God’s covenant with Abraham (Genesis 15) was founded on humans being human and God being God. Abraham may have devised the contract, but God accepted the sole responsibility for executing the contract, both then and forever; Abraham’s terms, God’s actions. The dynamism of that agreement lay in the fact that God knew that humans would forever be consigning themselves and others to Death. Always confused on what it meant to be human, they would always strive to take the place of God. The confession of the early church that Jesus is Lord callsus back to our humanity. This is the way of the Word.
In the face of death, live humanly. In the middle of chaos, celebrate the Word. Amidst Babel, speak the truth. Confront the noise and verbiage and falsehood of death with the truth and potency and efficacy of the Word of God. Know the Word, teach the Word, nurture the Word, preach the Word, define the Word, incarnate the Word, do the Word, live the Word. And more than that, in the Word of God, expose death and all death’s works and wiles, rebuke lies, cast out demons, exorcise, cleanse the possessed, raise those who are dead in mind and conscience.
– An Ethic For Christians, Stringfellow
On one occasion when Dorothy Day was at Mass the organist began to play the national anthem of the United States. Rather than jumping to her feet with the rest of the congregation, she went down on her knees. The very act of praying inherently razes the houses that principalities build.
In every age Christianity has to start all over again in nonviolent resistance to the state and its consignment of death.
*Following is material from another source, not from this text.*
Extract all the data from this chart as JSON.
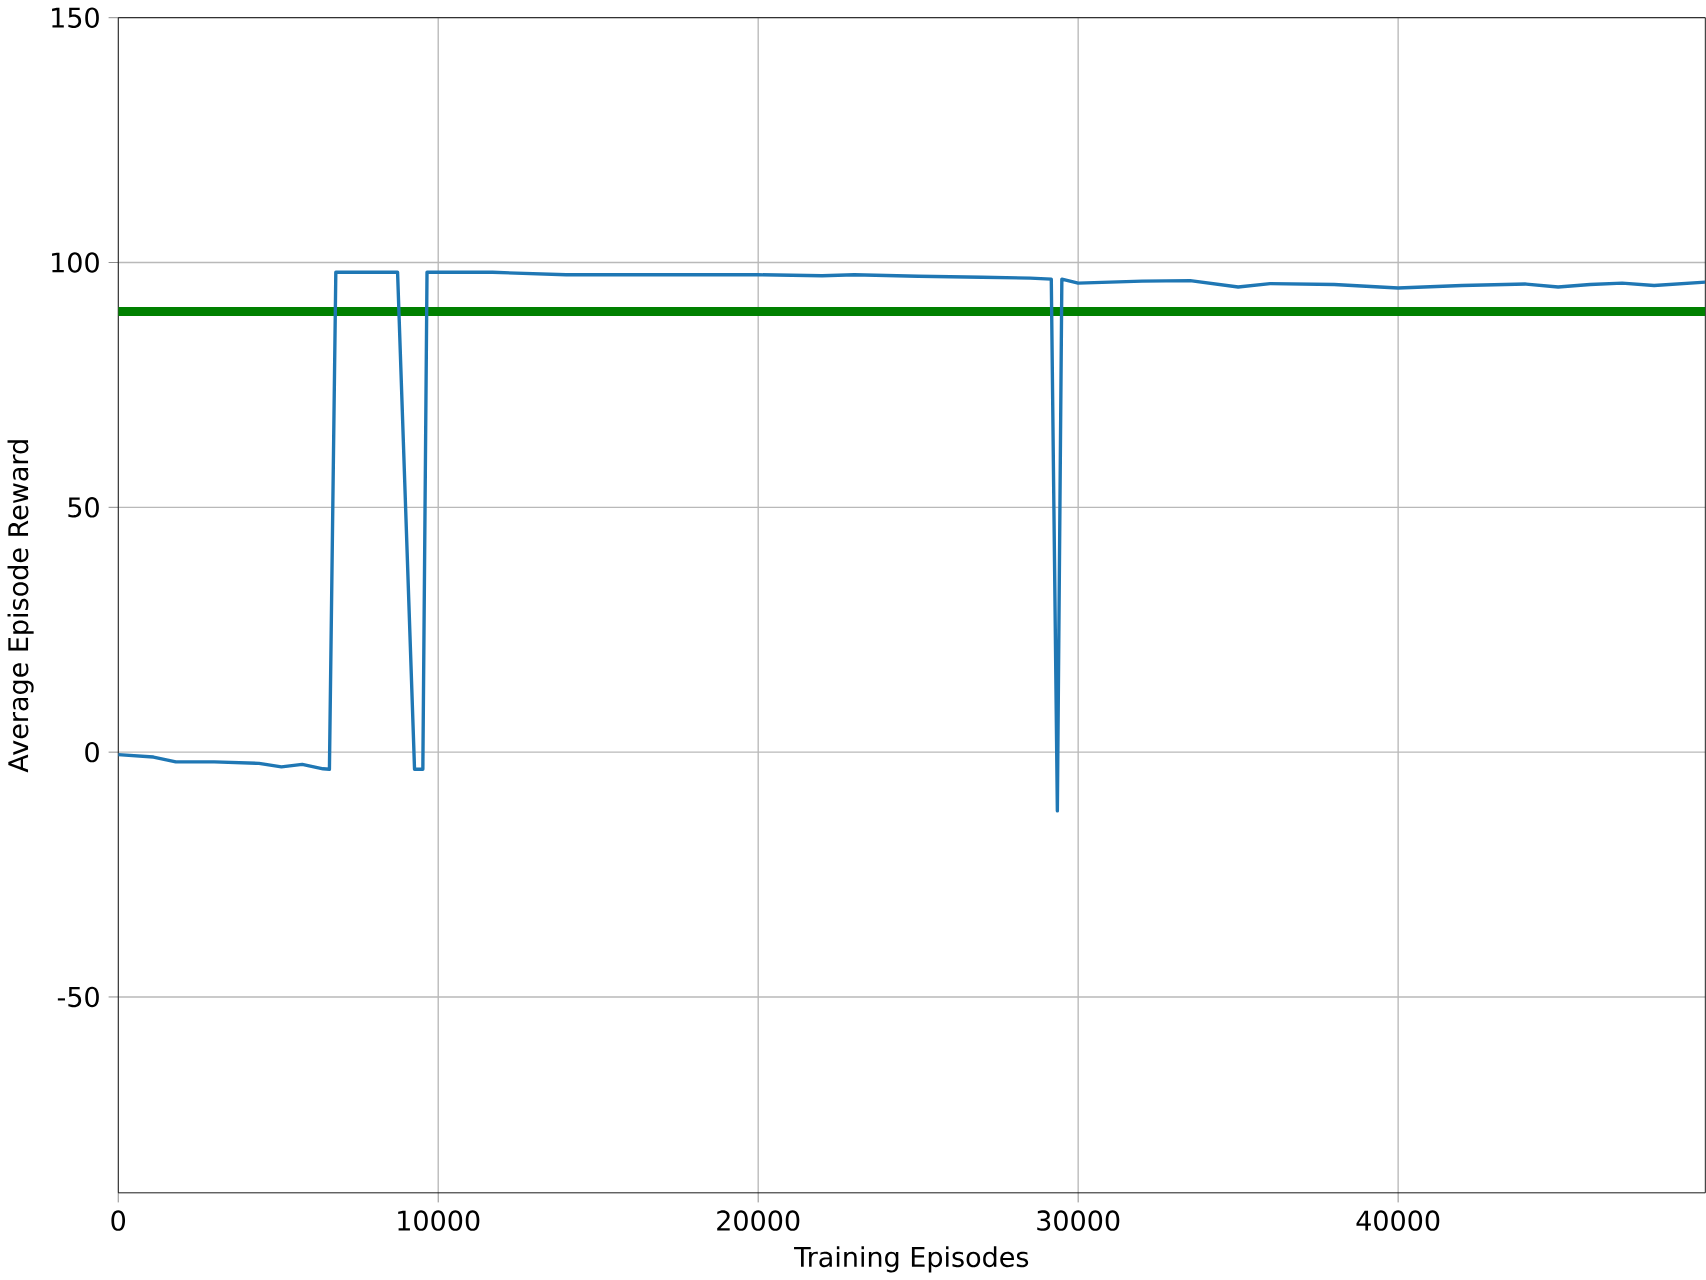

And we do it as Christians by simply being human. Perhaps that most categorically means that we refuse to see ourselves as being saved or even religious,
To keep [the Word of God] close, to speak [and live it] afresh, to make it new…this is the way with the Word, which we name Christ. The covenant keeps us who keep the covenant.
– William Stringfellow eulogy (1985), Daniel Berrigan
And today I wonder at the irony that in 1970 when Fr. Daniel Berrigan was being sought by the FBI for burning draft cards, that he was arrested at the residence of Anthony Towne and William Stringfellow on Block Island, whose home was named, Eschaton?